A jerk of his head turned him further away. "She shot him."
"She… she what?"
"She shot him." In the neck. Twice. "An arrow filled with Tibetan Pit Viper venom."
"Did it work?"
There was something in her tone that should have made him pause but his mind was elsewhere. "Did you know Felicity could use a crossbow?" Head tilted, he turned to face her again; an inquisitive pull to his brow, eyes narrowed.
The abrupt tangent caught her by surprise: he couldn't blame her. "I-I had no idea."
Oh. Why did he want to know so badly?
"Ollie." Confused by his seemingly distracted state she moved closer to him, compassion seeping out of her like a wave. "Have you gotten any sleep?"
A crick in his neck loosened when he shook his head. "No. Not yet. I can't."
"Why-"
"I don't want to Sara." He whispered.
Not until Felicity wakes.
Knowing how Oliver was when confronted by dreams, nightmares Sara knew better than to judge, than to push.
Instead she reached for him, touching his arm, her face suddenly intent on his. "Is Slade dead?"
What? His eyes narrowed, her manner throwing him off. "Sara?"
"Did. You. Kill. Him?" Her grip tightened, her eyes turning to ice glaciers.

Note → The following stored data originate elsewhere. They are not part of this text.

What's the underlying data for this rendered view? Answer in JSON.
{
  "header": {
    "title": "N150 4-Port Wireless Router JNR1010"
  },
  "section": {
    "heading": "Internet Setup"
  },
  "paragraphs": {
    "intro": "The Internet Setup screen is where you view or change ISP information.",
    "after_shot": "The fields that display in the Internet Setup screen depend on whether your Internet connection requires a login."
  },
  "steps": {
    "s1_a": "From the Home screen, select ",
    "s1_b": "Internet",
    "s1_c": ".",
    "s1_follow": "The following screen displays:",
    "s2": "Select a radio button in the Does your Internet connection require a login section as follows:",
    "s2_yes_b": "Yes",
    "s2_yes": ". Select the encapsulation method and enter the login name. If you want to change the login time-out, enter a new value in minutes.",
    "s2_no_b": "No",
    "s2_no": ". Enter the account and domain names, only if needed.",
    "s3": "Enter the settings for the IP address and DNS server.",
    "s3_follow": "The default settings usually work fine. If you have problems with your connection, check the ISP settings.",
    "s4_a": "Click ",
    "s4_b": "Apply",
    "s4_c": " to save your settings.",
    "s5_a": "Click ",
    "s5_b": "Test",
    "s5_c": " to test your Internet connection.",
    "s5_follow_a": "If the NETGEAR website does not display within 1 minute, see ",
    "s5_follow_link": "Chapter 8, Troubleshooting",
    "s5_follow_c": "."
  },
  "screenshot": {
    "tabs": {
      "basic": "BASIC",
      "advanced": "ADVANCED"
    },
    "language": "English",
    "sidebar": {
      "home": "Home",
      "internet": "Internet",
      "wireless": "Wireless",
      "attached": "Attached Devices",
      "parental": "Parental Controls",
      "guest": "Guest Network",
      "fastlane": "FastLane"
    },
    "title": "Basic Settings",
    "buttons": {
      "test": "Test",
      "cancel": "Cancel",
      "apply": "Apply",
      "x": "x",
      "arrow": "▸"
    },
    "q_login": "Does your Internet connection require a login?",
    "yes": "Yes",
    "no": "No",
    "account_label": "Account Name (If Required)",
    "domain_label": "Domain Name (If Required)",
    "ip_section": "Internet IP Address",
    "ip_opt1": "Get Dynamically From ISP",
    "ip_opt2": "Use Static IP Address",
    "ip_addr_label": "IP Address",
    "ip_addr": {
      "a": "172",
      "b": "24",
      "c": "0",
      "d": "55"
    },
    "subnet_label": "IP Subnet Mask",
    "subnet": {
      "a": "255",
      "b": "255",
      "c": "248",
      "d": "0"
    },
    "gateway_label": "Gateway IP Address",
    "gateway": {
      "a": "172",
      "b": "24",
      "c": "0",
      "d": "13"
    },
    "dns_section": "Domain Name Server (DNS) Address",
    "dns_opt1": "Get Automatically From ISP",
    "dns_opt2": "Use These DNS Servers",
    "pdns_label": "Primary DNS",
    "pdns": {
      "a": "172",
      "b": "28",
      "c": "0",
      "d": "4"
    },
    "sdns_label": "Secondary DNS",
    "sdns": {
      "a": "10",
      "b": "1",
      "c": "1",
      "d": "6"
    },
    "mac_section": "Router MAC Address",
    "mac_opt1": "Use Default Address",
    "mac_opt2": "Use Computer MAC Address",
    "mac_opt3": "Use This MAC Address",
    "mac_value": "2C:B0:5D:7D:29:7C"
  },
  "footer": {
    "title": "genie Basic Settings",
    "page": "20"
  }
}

Something in him went deadly still.
Blue versus blue.
"No."
Not like that. Not the way you want me to.
Bird-like something in her face twitched, her eyes switching swiftly from intention to disbelief. She stared up at him, like she just couldn't grasp the solitary word. "Why?" The brittle scrape to the word told him exactly what her opinion of his choice was.
'…Everything that has ever happened to you, everything you've ever had to do, on the island or before then. Orafter. None of it justifies allowing Slade Wilson or anyone else to ruin your soul. No one on the planet has the right to twist another person.'
Didn't mean he wasn't tempted but…
"…Because I made a choice."
Sara's eyes snapped shut, jaw clenched and she dropped the hand currently gripping his arm like a steel bind. She sucked in a deep breath.
"You had him and you let him live." Her eyes opened suddenly.
She looked so disappointed. Angry. Confused. Defiant. He understood, he really did.
He just wasn't in the mood.
"You weren't there." Each word was pushed out of gritted teeth.
"Explain it to me then."
So he did. Everything. Everything said and done. But not felt. Not yet. Not ever. Not with Sara.